I’m sitting in Montclair New Jersey where I come regularly to see my youngest – and naturally being a boringly boastful parent I’m smug because she just got straight As in her exams.
This success is quite inexplicable as insofar as I recall anything about those far-off medieval days I was only recognised during my learning years first for running away from my Prep School, second for having the school record for the number of canings at my Public school (yes, that is the way it was then), and third for walking out of the university after the end of the first year.
Thus it was that, many years later when was speaking there I was able to start by saying “Nobody is more surprised than I am to be standing here. I am one of the few people who can proudly place after their names the letters BA Manchester, (Failed). What fun!

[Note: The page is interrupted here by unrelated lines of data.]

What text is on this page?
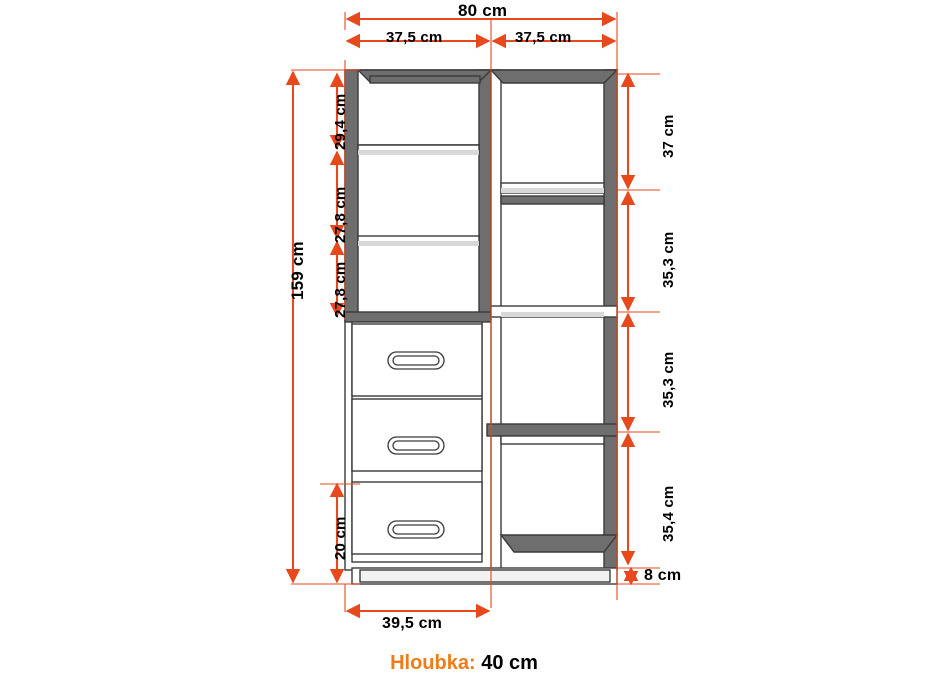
80 cm
37,5 cm	37,5 cm
159 cm
29,4 cm
27,8 cm
27,8 cm
20 cm
37 cm
35,3 cm
35,3 cm
35,4 cm
8 cm
39,5 cm
Hloubka: 40 cm
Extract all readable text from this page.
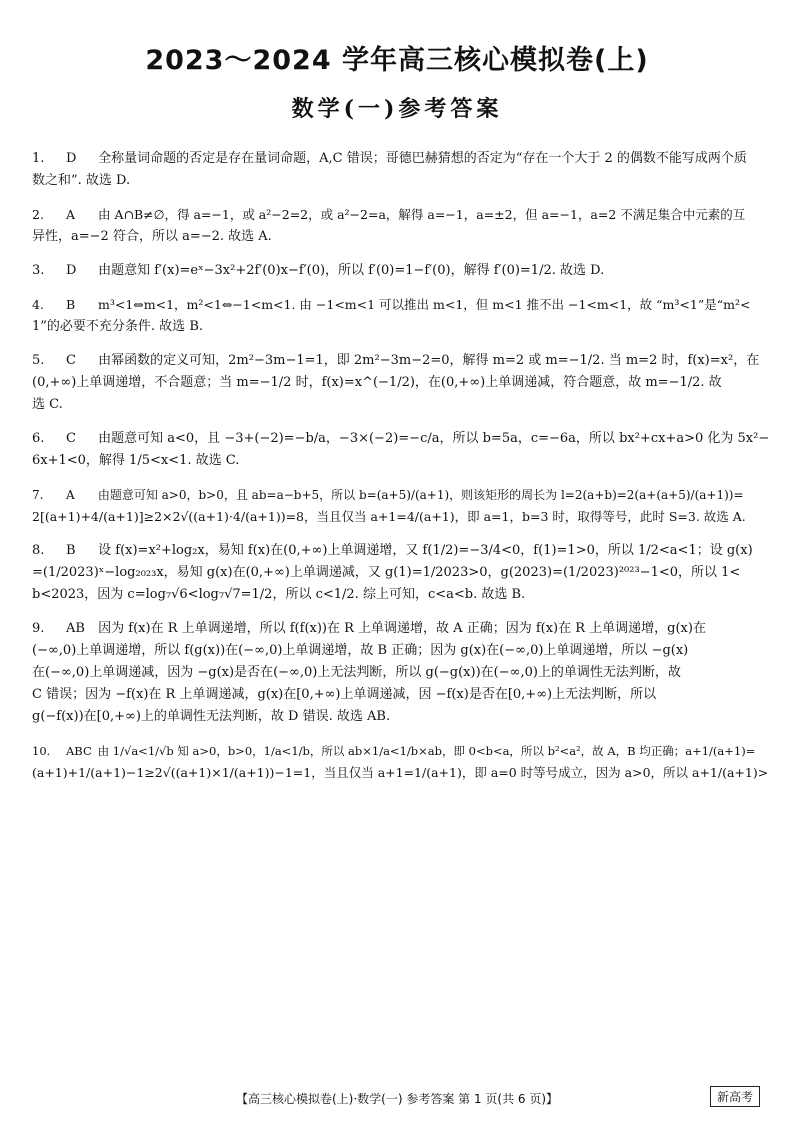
2023～2024 学年高三核心模拟卷(上)
数学(一)参考答案
1. D 全称量词命题的否定是存在量词命题，A,C 错误；哥德巴赫猜想的否定为“存在一个大于 2 的偶数不能写成两个质
数之和”. 故选 D.
2. A 由 A∩B≠∅，得 a=−1，或 a²−2=2，或 a²−2=a，解得 a=−1，a=±2，但 a=−1，a=2 不满足集合中元素的互
异性，a=−2 符合，所以 a=−2. 故选 A.
3. D 由题意知 f′(x)=eˣ−3x²+2f′(0)x−f′(0)，所以 f′(0)=1−f′(0)，解得 f′(0)=1/2. 故选 D.
4. B m³<1⇔m<1，m²<1⇔−1<m<1. 由 −1<m<1 可以推出 m<1，但 m<1 推不出 −1<m<1，故 “m³<1”是“m²<
1”的必要不充分条件. 故选 B.
5. C 由幂函数的定义可知，2m²−3m−1=1，即 2m²−3m−2=0，解得 m=2 或 m=−1/2. 当 m=2 时，f(x)=x²，在
(0,+∞)上单调递增，不合题意；当 m=−1/2 时，f(x)=x^(−1/2)，在(0,+∞)上单调递减，符合题意，故 m=−1/2. 故
选 C.
6. C 由题意可知 a<0，且 −3+(−2)=−b/a，−3×(−2)=−c/a，所以 b=5a，c=−6a，所以 bx²+cx+a>0 化为 5x²−
6x+1<0，解得 1/5<x<1. 故选 C.
7. A 由题意可知 a>0，b>0，且 ab=a−b+5，所以 b=(a+5)/(a+1)，则该矩形的周长为 l=2(a+b)=2(a+(a+5)/(a+1))=
2[(a+1)+4/(a+1)]≥2×2√((a+1)·4/(a+1))=8，当且仅当 a+1=4/(a+1)，即 a=1，b=3 时，取得等号，此时 S=3. 故选 A.
8. B 设 f(x)=x²+log₂x，易知 f(x)在(0,+∞)上单调递增，又 f(1/2)=−3/4<0，f(1)=1>0，所以 1/2<a<1；设 g(x)
=(1/2023)ˣ−log₂₀₂₃x，易知 g(x)在(0,+∞)上单调递减，又 g(1)=1/2023>0，g(2023)=(1/2023)²⁰²³−1<0，所以 1<
b<2023，因为 c=log₇√6<log₇√7=1/2，所以 c<1/2. 综上可知，c<a<b. 故选 B.
9. AB 因为 f(x)在 R 上单调递增，所以 f(f(x))在 R 上单调递增，故 A 正确；因为 f(x)在 R 上单调递增，g(x)在
(−∞,0)上单调递增，所以 f(g(x))在(−∞,0)上单调递增，故 B 正确；因为 g(x)在(−∞,0)上单调递增，所以 −g(x)
在(−∞,0)上单调递减，因为 −g(x)是否在(−∞,0)上无法判断，所以 g(−g(x))在(−∞,0)上的单调性无法判断，故
C 错误；因为 −f(x)在 R 上单调递减，g(x)在[0,+∞)上单调递减，因 −f(x)是否在[0,+∞)上无法判断，所以
g(−f(x))在[0,+∞)上的单调性无法判断，故 D 错误. 故选 AB.
10. ABC 由 1/√a<1/√b 知 a>0，b>0，1/a<1/b，所以 ab×1/a<1/b×ab，即 0<b<a，所以 b²<a²，故 A，B 均正确；a+1/(a+1)=
(a+1)+1/(a+1)−1≥2√((a+1)×1/(a+1))−1=1，当且仅当 a+1=1/(a+1)，即 a=0 时等号成立，因为 a>0，所以 a+1/(a+1)>
【高三核心模拟卷(上)·数学(一) 参考答案 第 1 页(共 6 页)】	新高考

Nothing to do with jazz, is it? But I did mention first hearing Cleo Laine at school, and I was quite surprised at how many people reacted to my little piece about her late husband, who seems to have been every bit as nice as he seemed.
For me the other two great British jazzmen of that period were Ronnie Scott and Tubby Hayes. Ronnie Scott I met when I was about 17. I still recall the incredible impact of hearing his band’s ferociously swinging signature tune, 7/11. It was the first time I heard modern jazz live. The sound was almost but not quite exceeded by the impression left by some of the dirty jokes back stage, and the eye-popping blue gabardine suits with thin, thin red ties they wore.
The other man I thought astonishing was Tubby Hayes – another great, great tenor sax player. I had a few drinks with him in a pub in the back of beyond on the Yorkshire Moors. I’ve never forgotten one thing he said: “Man, every note I blow has a soul.”
What a great attitude. Everyone who writes, paints – does anything, really, should think that way.